Yesterday I posted a link on my facebook page to an article that I had written a while ago. The article is about whether we should, or can, place our sins, problems or burdens at “the foot of the cross”. Some people had a problem with the article. One person responded with a beautifully written but, I believe, theologically flawed comment which follows:

“God is beyond time and space and if we are to believe that he did not leave his divinity behind when He became man in the form of our beloved Jesus the Christ then He brought His timelessness (or if you prefer timefullness) to earth with Him. So just as he is eternally the fresh babe in Mary’s arms and eternally one with the Father he is also eternally on the cross. Our silly human minds can’t really handle timeless concepts – look at what it did to Einstein’s hair – but the reality is that God is neither here nor there, now or then. But always and everywhere. So whether you prefer to pray at the foot of the cross, kneeling in the straw of the stable or with your face turned up to His glory at the right hand of the Father is of no consequence for wherever your heart seeks Him, He will be found.” Shan Thiel (Used with permission.)

My reply, which is not nearly so eloquent (and has been edited slightly) was this:

I absolutely get that God is beyond space and time, and that many things about our faith and spirituality are beyond space and time. This makes Jesus’ willingness to condescend and become a human being – temporarily limited by space and time (as we are) – truly remarkable.[1] However, I simply cannot find anything in the Bible that suggests that Jesus is eternally a newborn baby or eternally suffering on a cross.[2]

I do not pray to a baby or to a man nailed to a cross.
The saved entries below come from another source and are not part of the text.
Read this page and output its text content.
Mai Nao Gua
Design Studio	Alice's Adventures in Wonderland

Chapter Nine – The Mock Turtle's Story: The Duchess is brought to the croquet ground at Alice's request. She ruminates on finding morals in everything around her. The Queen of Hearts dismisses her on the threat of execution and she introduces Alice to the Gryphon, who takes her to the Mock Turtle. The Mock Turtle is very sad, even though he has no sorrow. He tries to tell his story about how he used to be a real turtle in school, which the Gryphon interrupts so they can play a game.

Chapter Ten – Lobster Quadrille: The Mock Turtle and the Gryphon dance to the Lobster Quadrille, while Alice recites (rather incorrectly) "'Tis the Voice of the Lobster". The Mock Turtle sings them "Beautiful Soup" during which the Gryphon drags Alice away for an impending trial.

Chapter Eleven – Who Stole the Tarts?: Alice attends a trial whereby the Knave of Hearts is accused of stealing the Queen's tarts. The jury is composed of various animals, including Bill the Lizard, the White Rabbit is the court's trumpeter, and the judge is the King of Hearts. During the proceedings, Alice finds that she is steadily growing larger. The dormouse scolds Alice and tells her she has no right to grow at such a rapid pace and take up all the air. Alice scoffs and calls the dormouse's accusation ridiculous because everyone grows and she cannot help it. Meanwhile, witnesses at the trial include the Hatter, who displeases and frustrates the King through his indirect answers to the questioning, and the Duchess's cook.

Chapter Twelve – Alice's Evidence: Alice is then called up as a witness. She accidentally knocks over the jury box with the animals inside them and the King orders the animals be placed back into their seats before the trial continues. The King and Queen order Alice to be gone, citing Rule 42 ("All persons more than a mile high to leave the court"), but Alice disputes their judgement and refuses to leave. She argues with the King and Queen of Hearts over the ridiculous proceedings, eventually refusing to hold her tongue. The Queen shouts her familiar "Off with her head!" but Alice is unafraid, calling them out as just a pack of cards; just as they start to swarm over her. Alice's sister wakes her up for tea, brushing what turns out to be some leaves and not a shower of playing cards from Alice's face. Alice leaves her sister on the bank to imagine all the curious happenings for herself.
I pray to the risen, triumphant and victorious Saviour and King who is seated at the right hand of God in heavenly realms.

As well as being our Lord and King, Jesus lives in us through his Spirit and is our closest, most generous, most faithful and compassionate friend. This relationship is only possible because of Jesus’ finished – completed – work on the cross. When Jesus had shed his innocent life blood on our behalf, he said with his final breath, “It is finished” (John 19:30). The writer of Hebrews said that Jesus died “once, for all” (Heb. 7:27; 9:11-12, 25-26; 10:12). The penalty for our sin has been paid in full for all time.  There is no further need for a redemptive sacrifice. Jesus is no longer on the cross.
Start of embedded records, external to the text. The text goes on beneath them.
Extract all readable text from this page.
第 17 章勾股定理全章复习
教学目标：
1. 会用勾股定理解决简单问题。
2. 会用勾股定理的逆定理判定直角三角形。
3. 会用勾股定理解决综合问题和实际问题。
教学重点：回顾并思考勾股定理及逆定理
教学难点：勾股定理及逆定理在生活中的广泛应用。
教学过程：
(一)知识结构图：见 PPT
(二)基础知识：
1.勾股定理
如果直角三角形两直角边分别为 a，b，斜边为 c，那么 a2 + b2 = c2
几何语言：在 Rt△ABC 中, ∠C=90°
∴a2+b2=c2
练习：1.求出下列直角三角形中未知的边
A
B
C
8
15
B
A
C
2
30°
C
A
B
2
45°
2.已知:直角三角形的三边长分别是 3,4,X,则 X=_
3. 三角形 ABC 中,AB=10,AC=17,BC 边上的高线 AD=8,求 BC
But when this priest [Jesus] had offered for all time one sacrifice for sins, he sat down at the right hand of God.  Hebrews 10:12.

I suggest that it takes imagination for us who are outside of Jerusalem and Bethlehem, and living 2000 years after the events, to pray at “the foot of Jesus’ Cross” (which would be decayed by now) or at “his manger“.[3] Jesus, however, is not imaginary; he is real.
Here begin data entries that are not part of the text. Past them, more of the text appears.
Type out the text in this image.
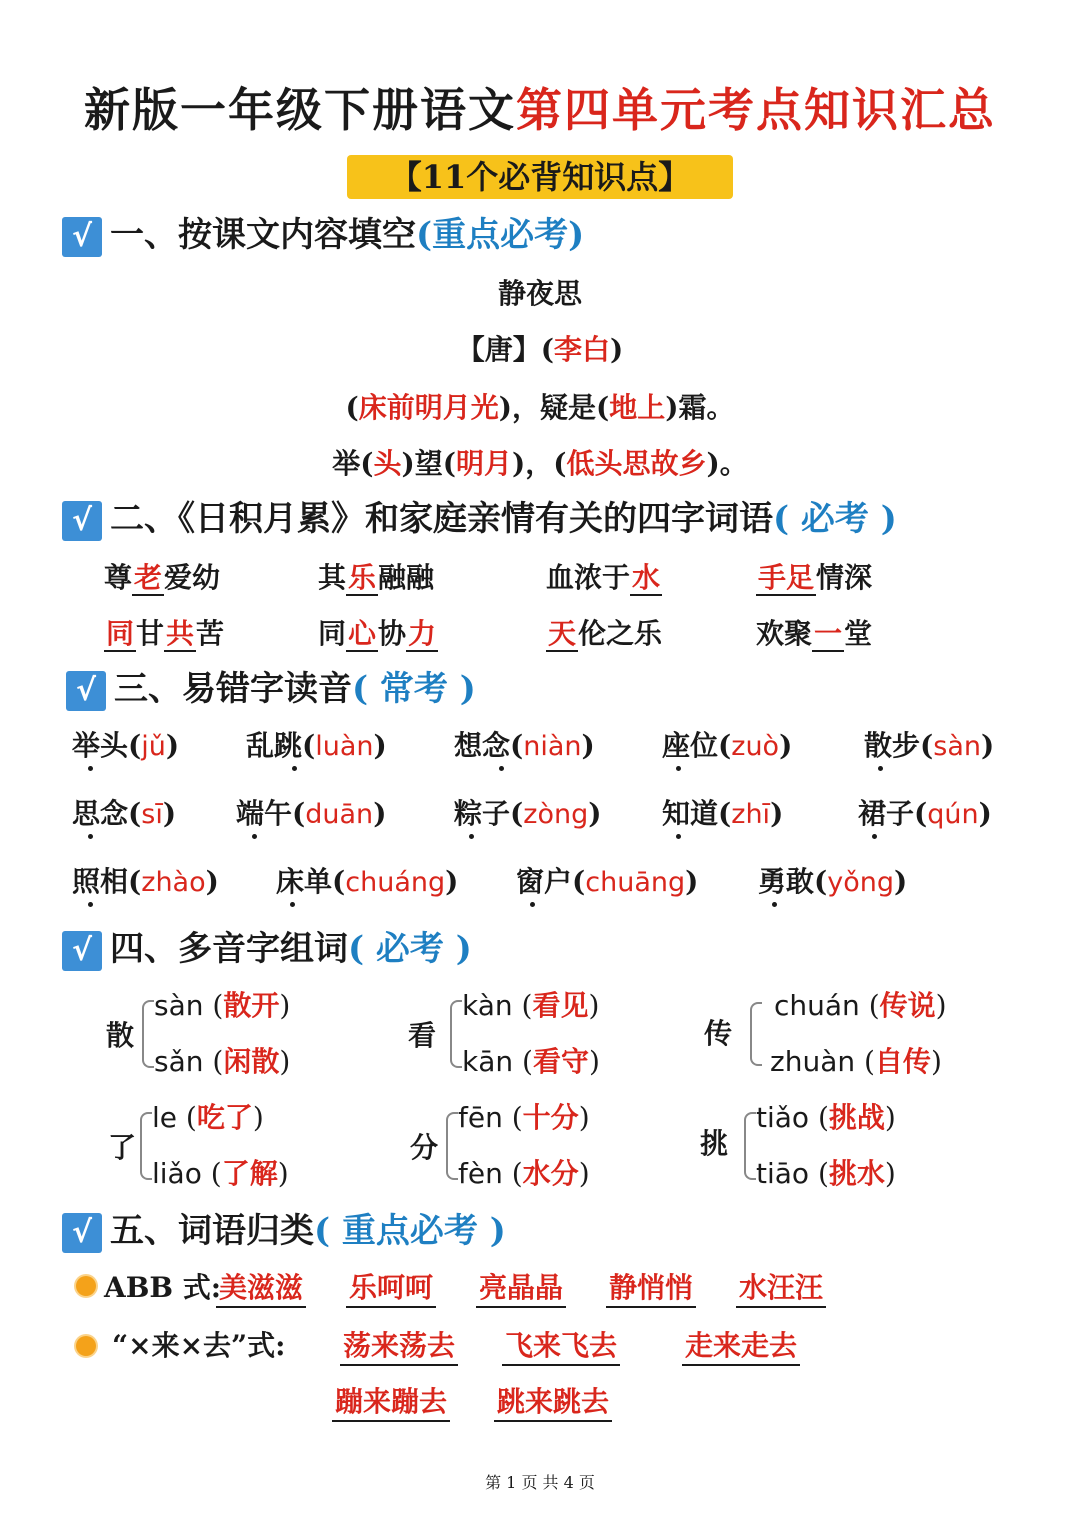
新版一年级下册语文第四单元考点知识汇总
【11个必背知识点】
√ 一、按课文内容填空(重点必考)
静夜思
【唐】(李白)
(床前明月光)，疑是(地上)霜。
举(头)望(明月)，(低头思故乡)。
√ 二、《日积月累》和家庭亲情有关的四字词语( 必考 )
尊老爱幼	其乐融融	血浓于水	手足情深
同甘共苦	同心协力	天伦之乐	欢聚一堂
√ 三、易错字读音( 常考 )
举头(jǔ) 乱跳(luàn) 想念(niàn) 座位(zuò)	散步(sàn)
思念(sī) 端午(duān) 粽子(zòng) 知道(zhī)	裙子(qún)
照相(zhào) 床单(chuáng) 窗户(chuāng) 勇敢(yǒng)
√ 四、多音字组词( 必考 )
散
sàn (散开)
sǎn (闲散)
看
kàn (看见)
kān (看守)
传
chuán (传说)
zhuàn (自传)
了
le (吃了)
liǎo (了解)
分
fēn (十分)
fèn (水分)
挑
tiǎo (挑战)
tiāo (挑水)
√ 五、词语归类( 重点必考 )
ABB 式:
美滋滋 乐呵呵 亮晶晶 静悄悄 水汪汪
“×来×去”式: 荡来荡去 飞来飞去 走来走去
蹦来蹦去 跳来跳去
第 1 页 共 4 页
The fact that Jesus successfully conquered sin and death is real. His resurrection and ascension were real events (in the past). The fact that he lives to be our intercessor and mediator is a present and powerful reality (Heb. 7:25). These are things the apostles wrote about – truths that have been preserved in Holy Scripture.

These wonderful truths are beyond our imagination—they are much greater than our imagination. If we seek God using our own imagination we may end up praying to an imaginary “god”. I prefer to be led by God’s Spirit when I pray, and not use my imagination which is limited, flawed, and can be misleading (Eph. 3:20).

One more verse:

“For we know that since Christ was raised from the dead, he cannot die again; death no longer has mastery over him. The death he died, he died to sin once for all; but the life he lives, he lives to God.”  Romans 6:9-10


[1] I believe that Jesus was fully human and fully God while on earth but that he temporarily laid aside his divine privileges and powers and relied completely on the Holy Spirit’s power during his ministry (Phil. 2:6-8). I believe that Jesus remains fully human and fully God.

[2] I am actually disturbed by this thinking. What is the point of Jesus being a newborn baby eternally? And do people really think that Jesus is eternally suffering on the cross for our, already forgiven, sins? If we take this further: Is Jesus eternally a 6 year old or a 16 year old? Apart from being unbiblical, these thoughts seem illogical and pointless.

[3] I, personally, cannot see the purpose or benefit of praying “at the foot of the cross” or to “the baby Jesus”.